Table 4.13. Main effects of TYPE and pairwise comparisons for electrodes Fz, Cz, Pz and P4 with regard to the three measures applied for the upper delta frequency band (frequency bins: 2.0-3.5 Hz; time window 600-800 ms). For post hoc single comparisons, all significance values are adjusted according to the modified Bonferroni procedure (Keppel, 1991) (* = < .05, ** = < .01).

Summary

As for Experiment 2, we can distinguish three different EPow effects in comparison to the observed ERP pattern: (i) Both category violation conditions led to a decrease of stimulus-evoked activity in the delta band (1-3 Hz) in relation to the antonym condition. This decrease in EPow was due to a simultaneous decrease of whole power and phase locking. Most importantly, this decrease of delta activity was restricted to the time range in which the N400 effect was elicited. Furthermore, there was no significant difference between the two violation conditions in the delta band. (ii) In the lower theta band (3-4.5 Hz), solely the non-related category violation condition led to a significantly higher degree of stimulus-evoked activity in comparison to antonyms. This increase in EPow was due to an increase of phase-locking, whereas there was no effect with respect to WPow. With regard to the time range, this lower theta band EPow and PLI increase largely overlapped with the observed delta effect, and furthermore appeared almost simultaneously with the N400. However, as for Experiment 2, this lower theta EPow increase for non-related category violations extended at least until 700 ms post-onset of the critical word (i.e. until the time range of the late positivity), and furthermore showed a slight tendency to slow down in the later time range. Hence, the EPow modulation overlapped with the biphasic ERP pattern, thereby again rendering an unambiguous attribution to the N400 effect difficult. (iii) There was an increase in the upper delta band for the non-related category violation condition in comparison to antonyms in the P600 time range. This increase was clearly more pronounced at posterior electrode sites.

However, in comparison to Experiment 2, there was no significant upper delta effect for related category violations.
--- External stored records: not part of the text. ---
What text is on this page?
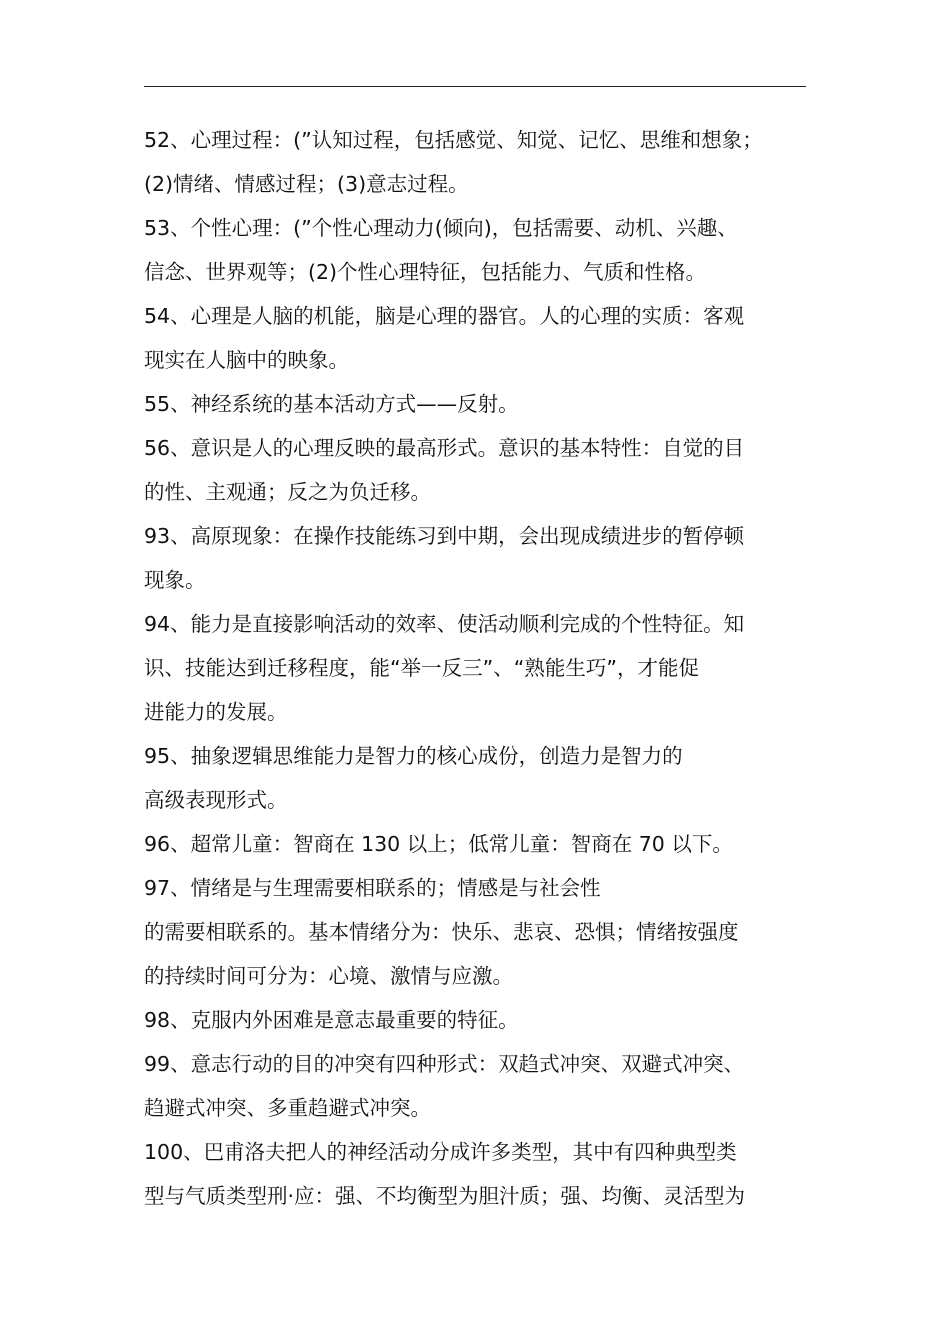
52、心理过程：(”认知过程，包括感觉、知觉、记忆、思维和想象；
(2)情绪、情感过程；(3)意志过程。
53、个性心理：(”个性心理动力(倾向)，包括需要、动机、兴趣、
信念、世界观等；(2)个性心理特征，包括能力、气质和性格。
54、心理是人脑的机能，脑是心理的器官。人的心理的实质：客观
现实在人脑中的映象。
55、神经系统的基本活动方式——反射。
56、意识是人的心理反映的最高形式。意识的基本特性：自觉的目
的性、主观通；反之为负迁移。
93、高原现象：在操作技能练习到中期，会出现成绩进步的暂停顿
现象。
94、能力是直接影响活动的效率、使活动顺利完成的个性特征。知
识、技能达到迁移程度，能“举一反三”、“熟能生巧”，才能促
进能力的发展。
95、抽象逻辑思维能力是智力的核心成份，创造力是智力的
高级表现形式。
96、超常儿童：智商在 130 以上；低常儿童：智商在 70 以下。
97、情绪是与生理需要相联系的；情感是与社会性
的需要相联系的。基本情绪分为：快乐、悲哀、恐惧；情绪按强度
的持续时间可分为：心境、激情与应激。
98、克服内外困难是意志最重要的特征。
99、意志行动的目的冲突有四种形式：双趋式冲突、双避式冲突、
趋避式冲突、多重趋避式冲突。
100、巴甫洛夫把人的神经活动分成许多类型，其中有四种典型类
型与气质类型刑·应：强、不均衡型为胆汁质；强、均衡、灵活型为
Moreover, although the ERP pattern clearly showed a small but significant frontal positivity for both category violations, we couldn’t dissociate a respective correlate in the frequency domain due to a high degree of overlap with the preceding lower theta activity.
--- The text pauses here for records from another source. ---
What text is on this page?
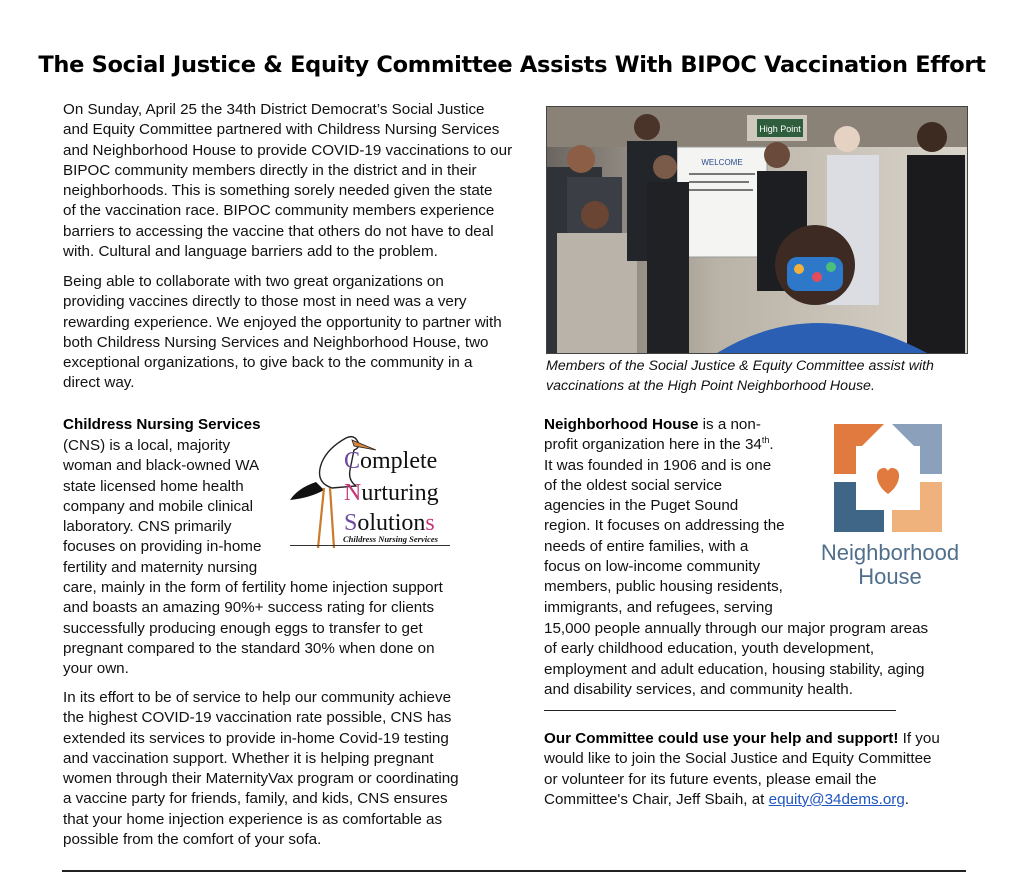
The Social Justice & Equity Committee Assists With BIPOC Vaccination Effort
On Sunday, April 25 the 34th District Democrat’s Social Justice
and Equity Committee partnered with Childress Nursing Services
and Neighborhood House to provide COVID-19 vaccinations to our
BIPOC community members directly in the district and in their
neighborhoods. This is something sorely needed given the state
of the vaccination race. BIPOC community members experience
barriers to accessing the vaccine that others do not have to deal
with. Cultural and language barriers add to the problem.
Being able to collaborate with two great organizations on
providing vaccines directly to those most in need was a very
rewarding experience. We enjoyed the opportunity to partner with
both Childress Nursing Services and Neighborhood House, two
exceptional organizations, to give back to the community in a
direct way.
High Point
WELCOME
Members of the Social Justice & Equity Committee assist with
vaccinations at the High Point Neighborhood House.
Childress Nursing Services
(CNS) is a local, majority
woman and black-owned WA
state licensed home health
company and mobile clinical
laboratory. CNS primarily
focuses on providing in-home
fertility and maternity nursing
care, mainly in the form of fertility home injection support
and boasts an amazing 90%+ success rating for clients
successfully producing enough eggs to transfer to get
pregnant compared to the standard 30% when done on
your own.
In its effort to be of service to help our community achieve
the highest COVID-19 vaccination rate possible, CNS has
extended its services to provide in-home Covid-19 testing
and vaccination support. Whether it is helping pregnant
women through their MaternityVax program or coordinating
a vaccine party for friends, family, and kids, CNS ensures
that your home injection experience is as comfortable as
possible from the comfort of your sofa.
Complete
Nurturing
Solutions
Childress Nursing Services
Neighborhood House is a non-
profit organization here in the 34th.
It was founded in 1906 and is one
of the oldest social service
agencies in the Puget Sound
region. It focuses on addressing the
needs of entire families, with a
focus on low-income community
members, public housing residents,
immigrants, and refugees, serving
15,000 people annually through our major program areas
of early childhood education, youth development,
employment and adult education, housing stability, aging
and disability services, and community health.
Neighborhood
House
Our Committee could use your help and support! If you
would like to join the Social Justice and Equity Committee
or volunteer for its future events, please email the
Committee's Chair, Jeff Sbaih, at equity@34dems.org.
In sum, these findings strongly support the previous observations from Experiment 2 that, with regard to the N400 effect, there are two clearly distinguishable frequency bands which behaved rather differently with regard to their underlying frequency characteristics. On the one hand, there was a strong EPow modulation in the delta frequency band for antonyms in comparison to both category violation conditions. This EPow modulation was due to a parallel power and phase-locking increase. On the other hand, there was an increase of the

lower theta frequency for non-related category violations, which was due to an increase in phase-locking.